Other recent abuses point to poorly configured virtual infrastructure. The WantToCry family has taken advantage of ISPsystem VMmanager default templates to create thousands of virtual machines with static names and identifiers, making it easier for them to rent by unscrupulous "hosting" and complicates authorities' blocking actions. Investigations such as Sophos show how a supply weakness can be exploited on a scale by malicious actors.

In parallel, some ransomware bands advance in the professionalization of their "affiliate service." An example is DragonForce, which offers a package of support for extortion operations - including data audits, communication material and trade scripts - according to the analysis of LevelBlue. For its part, LockBit has evolved to more complex versions, with LockBit 5.0 using ChaCha20 to encrypt multiple platforms (Windows, Linux and ESXi), incorporating wiper, execution delays and anti-analysis techniques, as described by LevelBlue researchers in several reports ( introduction to LockBit 5.0 and complementary parts on their objectives in Windows, Linux and ESXi).

BYOVD tactics have also been exploited with other vulnerable controllers: the Interlock group, for example, has used a bug in the anti-cheat driver GameDriverx64.sys ( CVE-2025-61155) to disable defenses and deploy remote access malware like NodeSnake / Interlock RAT, in incidents where the initial intrusion was linked to a charger called MintLoader, as Fortinet reports in its research on the group ( Interlock analysis).

Another relevant change is the shift of some traditional focus operators into local servers to cloud targets: poorly configured buckets in AWS S3 and other services have become valuable targets for data theft and sabotage. Research of the industry, including work of Trend Micro, show how actors exploit native cloud characteristics to delete, cipher or exfilter information without so much attention.

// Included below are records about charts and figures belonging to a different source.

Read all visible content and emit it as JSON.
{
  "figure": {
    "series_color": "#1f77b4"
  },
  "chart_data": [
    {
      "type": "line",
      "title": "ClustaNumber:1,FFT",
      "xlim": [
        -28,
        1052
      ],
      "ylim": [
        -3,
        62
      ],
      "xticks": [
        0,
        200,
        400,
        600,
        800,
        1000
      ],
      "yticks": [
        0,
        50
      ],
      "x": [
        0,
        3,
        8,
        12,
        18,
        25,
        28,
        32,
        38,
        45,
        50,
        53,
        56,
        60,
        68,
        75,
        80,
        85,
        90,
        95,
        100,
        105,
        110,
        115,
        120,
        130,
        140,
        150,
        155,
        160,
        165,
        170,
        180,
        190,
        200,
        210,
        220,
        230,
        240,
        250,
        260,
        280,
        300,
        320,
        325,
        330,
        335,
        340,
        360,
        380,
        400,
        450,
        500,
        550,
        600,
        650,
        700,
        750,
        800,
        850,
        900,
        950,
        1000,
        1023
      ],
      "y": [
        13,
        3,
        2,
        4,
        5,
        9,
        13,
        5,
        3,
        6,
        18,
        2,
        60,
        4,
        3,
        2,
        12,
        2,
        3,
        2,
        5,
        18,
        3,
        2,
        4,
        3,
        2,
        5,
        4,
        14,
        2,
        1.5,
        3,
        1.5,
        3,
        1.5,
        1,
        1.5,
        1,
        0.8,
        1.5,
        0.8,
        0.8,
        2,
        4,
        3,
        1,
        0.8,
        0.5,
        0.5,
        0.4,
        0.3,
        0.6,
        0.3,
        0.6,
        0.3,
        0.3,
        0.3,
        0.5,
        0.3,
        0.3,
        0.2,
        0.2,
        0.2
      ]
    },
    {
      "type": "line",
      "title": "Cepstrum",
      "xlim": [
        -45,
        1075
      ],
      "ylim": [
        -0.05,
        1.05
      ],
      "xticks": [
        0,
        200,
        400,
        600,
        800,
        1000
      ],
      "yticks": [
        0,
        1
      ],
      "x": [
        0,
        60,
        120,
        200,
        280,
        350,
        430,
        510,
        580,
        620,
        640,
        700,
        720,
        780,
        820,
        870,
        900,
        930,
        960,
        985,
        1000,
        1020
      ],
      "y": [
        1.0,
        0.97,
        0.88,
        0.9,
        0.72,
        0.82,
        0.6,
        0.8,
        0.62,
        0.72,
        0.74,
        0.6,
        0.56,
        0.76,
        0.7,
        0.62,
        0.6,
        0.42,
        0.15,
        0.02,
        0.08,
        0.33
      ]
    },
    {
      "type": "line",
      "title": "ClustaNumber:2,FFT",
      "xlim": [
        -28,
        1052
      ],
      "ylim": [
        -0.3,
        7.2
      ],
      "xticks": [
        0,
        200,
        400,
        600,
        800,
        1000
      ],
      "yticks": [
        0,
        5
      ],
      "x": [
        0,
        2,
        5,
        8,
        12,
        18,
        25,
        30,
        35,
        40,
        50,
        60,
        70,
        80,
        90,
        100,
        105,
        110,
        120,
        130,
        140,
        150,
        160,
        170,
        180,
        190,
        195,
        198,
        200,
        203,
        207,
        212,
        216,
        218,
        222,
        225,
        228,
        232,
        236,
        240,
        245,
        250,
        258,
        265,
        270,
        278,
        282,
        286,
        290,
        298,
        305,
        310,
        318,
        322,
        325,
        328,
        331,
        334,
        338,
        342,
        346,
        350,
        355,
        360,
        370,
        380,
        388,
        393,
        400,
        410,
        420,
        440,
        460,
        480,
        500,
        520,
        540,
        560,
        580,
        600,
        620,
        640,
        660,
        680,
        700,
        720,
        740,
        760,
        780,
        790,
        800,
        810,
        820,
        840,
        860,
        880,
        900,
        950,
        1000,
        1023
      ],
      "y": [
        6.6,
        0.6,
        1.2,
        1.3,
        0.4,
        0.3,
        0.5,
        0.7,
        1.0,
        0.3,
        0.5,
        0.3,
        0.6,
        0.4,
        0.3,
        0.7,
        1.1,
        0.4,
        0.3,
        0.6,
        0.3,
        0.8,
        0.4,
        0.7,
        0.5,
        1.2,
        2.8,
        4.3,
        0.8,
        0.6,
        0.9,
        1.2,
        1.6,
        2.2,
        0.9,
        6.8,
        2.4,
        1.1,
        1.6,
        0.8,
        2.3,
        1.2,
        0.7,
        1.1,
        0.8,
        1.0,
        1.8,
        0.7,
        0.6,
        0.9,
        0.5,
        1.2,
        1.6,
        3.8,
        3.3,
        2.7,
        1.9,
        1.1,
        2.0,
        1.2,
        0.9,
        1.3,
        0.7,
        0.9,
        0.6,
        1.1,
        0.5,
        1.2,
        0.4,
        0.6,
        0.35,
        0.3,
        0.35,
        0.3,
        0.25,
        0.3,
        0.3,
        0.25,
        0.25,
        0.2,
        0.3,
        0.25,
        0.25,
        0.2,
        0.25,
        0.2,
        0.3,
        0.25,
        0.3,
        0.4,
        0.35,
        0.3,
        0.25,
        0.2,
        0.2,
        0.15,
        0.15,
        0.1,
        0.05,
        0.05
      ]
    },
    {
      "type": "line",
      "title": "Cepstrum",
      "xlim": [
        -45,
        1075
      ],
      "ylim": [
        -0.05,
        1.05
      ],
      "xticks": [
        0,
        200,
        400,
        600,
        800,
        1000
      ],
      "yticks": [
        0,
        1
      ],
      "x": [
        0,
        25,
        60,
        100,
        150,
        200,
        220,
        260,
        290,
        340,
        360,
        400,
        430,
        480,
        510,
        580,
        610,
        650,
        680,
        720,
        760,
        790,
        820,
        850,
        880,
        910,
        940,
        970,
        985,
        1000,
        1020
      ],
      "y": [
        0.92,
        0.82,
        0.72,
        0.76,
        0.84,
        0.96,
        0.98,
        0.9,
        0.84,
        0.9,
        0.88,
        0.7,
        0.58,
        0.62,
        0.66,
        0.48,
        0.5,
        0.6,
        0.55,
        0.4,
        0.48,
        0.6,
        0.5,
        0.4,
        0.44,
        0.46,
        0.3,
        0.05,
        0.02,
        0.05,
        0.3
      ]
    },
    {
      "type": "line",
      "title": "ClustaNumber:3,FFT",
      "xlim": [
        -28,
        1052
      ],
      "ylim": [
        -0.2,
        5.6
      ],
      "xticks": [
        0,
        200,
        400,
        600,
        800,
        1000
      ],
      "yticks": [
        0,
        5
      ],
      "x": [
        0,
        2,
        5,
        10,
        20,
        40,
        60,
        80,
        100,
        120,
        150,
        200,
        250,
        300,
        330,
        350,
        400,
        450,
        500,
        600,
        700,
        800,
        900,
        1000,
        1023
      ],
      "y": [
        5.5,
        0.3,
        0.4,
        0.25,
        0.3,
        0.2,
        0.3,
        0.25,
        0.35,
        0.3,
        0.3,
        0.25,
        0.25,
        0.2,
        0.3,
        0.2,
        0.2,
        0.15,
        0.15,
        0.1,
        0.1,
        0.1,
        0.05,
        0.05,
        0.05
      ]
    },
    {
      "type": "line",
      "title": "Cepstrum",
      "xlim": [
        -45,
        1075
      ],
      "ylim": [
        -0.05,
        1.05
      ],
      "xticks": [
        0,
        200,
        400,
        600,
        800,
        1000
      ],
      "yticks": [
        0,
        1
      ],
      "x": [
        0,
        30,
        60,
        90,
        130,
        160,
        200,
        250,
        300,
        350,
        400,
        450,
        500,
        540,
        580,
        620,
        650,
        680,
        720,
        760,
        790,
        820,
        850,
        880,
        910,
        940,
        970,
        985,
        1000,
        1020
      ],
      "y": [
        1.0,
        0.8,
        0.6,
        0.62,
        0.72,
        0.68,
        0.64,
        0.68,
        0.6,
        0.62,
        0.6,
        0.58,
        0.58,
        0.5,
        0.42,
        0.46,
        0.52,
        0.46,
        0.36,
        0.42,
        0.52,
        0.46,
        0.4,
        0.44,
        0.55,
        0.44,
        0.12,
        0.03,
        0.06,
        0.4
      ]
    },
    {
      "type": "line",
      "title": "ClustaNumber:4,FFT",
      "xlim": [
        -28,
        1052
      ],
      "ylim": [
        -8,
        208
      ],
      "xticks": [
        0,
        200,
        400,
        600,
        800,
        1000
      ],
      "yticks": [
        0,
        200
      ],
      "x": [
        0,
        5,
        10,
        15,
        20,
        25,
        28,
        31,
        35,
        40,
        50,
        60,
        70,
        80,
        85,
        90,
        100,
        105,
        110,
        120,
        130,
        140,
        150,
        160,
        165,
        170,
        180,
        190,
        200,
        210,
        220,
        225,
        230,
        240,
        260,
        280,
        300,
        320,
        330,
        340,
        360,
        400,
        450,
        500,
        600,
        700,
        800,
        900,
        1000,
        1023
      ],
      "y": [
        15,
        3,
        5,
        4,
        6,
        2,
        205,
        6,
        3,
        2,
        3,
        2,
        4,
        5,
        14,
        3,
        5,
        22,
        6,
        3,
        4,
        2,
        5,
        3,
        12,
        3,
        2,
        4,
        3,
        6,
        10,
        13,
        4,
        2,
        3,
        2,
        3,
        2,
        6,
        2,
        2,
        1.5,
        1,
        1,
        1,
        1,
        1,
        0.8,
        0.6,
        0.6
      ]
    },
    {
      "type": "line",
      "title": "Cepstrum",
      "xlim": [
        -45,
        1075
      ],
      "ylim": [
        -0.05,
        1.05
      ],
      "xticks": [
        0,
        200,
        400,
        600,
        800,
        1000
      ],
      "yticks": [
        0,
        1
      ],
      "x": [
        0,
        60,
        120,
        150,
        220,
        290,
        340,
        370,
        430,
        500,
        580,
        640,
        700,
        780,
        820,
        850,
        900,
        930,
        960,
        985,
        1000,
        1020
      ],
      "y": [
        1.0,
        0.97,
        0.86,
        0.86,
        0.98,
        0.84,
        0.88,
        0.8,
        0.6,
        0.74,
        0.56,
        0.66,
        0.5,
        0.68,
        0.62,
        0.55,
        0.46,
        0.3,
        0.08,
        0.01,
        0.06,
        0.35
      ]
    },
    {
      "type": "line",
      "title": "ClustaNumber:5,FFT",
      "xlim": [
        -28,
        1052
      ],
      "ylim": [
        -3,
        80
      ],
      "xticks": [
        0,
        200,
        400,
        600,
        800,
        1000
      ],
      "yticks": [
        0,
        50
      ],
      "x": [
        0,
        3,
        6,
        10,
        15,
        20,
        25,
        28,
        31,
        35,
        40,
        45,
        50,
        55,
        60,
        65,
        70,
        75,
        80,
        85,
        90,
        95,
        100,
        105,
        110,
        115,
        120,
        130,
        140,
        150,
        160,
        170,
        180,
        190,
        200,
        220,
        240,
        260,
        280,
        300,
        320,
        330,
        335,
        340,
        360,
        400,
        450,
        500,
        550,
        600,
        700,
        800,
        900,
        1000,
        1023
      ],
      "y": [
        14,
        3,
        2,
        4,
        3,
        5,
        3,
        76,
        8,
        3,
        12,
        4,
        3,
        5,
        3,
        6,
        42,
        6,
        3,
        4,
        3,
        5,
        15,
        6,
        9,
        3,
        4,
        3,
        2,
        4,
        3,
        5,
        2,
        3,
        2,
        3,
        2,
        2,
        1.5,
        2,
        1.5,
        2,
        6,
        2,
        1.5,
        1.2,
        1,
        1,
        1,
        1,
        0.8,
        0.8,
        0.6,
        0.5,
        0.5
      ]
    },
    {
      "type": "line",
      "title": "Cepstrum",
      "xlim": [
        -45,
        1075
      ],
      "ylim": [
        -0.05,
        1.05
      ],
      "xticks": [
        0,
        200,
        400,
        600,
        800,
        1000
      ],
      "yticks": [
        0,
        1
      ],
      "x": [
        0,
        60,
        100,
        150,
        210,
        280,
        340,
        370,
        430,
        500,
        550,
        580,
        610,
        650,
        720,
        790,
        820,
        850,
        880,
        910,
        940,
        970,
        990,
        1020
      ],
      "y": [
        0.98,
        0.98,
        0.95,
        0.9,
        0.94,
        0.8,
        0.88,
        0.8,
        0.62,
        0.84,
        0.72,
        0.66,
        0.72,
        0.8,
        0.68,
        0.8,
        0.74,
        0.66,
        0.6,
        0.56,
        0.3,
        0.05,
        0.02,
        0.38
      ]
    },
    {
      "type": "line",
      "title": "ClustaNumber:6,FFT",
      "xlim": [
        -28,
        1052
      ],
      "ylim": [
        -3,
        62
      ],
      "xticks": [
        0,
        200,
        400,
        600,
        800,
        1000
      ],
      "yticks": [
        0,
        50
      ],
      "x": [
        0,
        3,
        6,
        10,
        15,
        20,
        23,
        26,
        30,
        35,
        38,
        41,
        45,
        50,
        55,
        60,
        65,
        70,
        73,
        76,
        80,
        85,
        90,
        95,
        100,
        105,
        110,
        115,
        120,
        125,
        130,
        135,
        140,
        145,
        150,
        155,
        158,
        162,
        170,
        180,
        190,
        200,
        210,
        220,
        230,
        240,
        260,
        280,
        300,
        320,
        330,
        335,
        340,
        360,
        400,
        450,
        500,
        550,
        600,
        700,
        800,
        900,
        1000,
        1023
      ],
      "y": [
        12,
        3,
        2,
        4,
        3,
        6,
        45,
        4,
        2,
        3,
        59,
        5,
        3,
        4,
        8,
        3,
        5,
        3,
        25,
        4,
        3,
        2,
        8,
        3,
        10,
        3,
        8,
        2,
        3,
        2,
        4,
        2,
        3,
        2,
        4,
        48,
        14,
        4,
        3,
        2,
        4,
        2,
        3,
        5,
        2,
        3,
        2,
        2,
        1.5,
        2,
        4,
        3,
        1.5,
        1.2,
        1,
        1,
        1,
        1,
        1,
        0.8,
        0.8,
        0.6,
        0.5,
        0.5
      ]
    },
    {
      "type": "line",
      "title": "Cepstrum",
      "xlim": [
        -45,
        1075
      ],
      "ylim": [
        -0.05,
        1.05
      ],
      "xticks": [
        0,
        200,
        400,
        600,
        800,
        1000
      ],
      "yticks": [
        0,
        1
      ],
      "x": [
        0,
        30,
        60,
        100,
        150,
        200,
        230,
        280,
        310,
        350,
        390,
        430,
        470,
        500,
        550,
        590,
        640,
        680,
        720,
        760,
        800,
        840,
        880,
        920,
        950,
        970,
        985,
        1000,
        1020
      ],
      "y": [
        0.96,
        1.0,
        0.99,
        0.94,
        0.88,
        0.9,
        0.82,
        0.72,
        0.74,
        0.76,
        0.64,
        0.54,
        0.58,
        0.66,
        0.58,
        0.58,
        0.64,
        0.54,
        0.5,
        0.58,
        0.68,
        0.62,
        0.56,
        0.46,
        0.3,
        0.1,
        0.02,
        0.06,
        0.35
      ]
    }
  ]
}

The proliferation of new groups in 2025 (according to Cyble) and the increase in the activity of known bands have increased the volume of incidents. Monitoring reports such as ReliaQuest show data leakage peaks and listed at filtration sites; in parallel, the data for response to incidents of Coveware reflect that the average rescue payment in the fourth quarter of 2025 was triggered by a few large-scale agreements.

What practical lessons does this wave leave? First of all, basic safety hygiene reappears as a priority: patching controllers and systems, restricting the installation of unauthorised signed drivers and monitoring side loads and unusual processes. EDR solutions should strengthen the supervision of the kernel and not rely solely on the signature of a driver to consider it benign. On the other hand, organizations that handle cloud resources should audit storage permissions and configurations, and apply controls to prevent reusable templates or images from facilitating mass abuse.

The convergence of techniques - from BYOVD packaged to the use of poorly configured virtual hosts and "affiliate" services that professionalize extortion - paints a picture in which attackers seek to reduce operational friction and increase the impact by intrusion. The result is a more sophisticated and resilient threat, which requires not only tools, but more stringent governance processes and controls.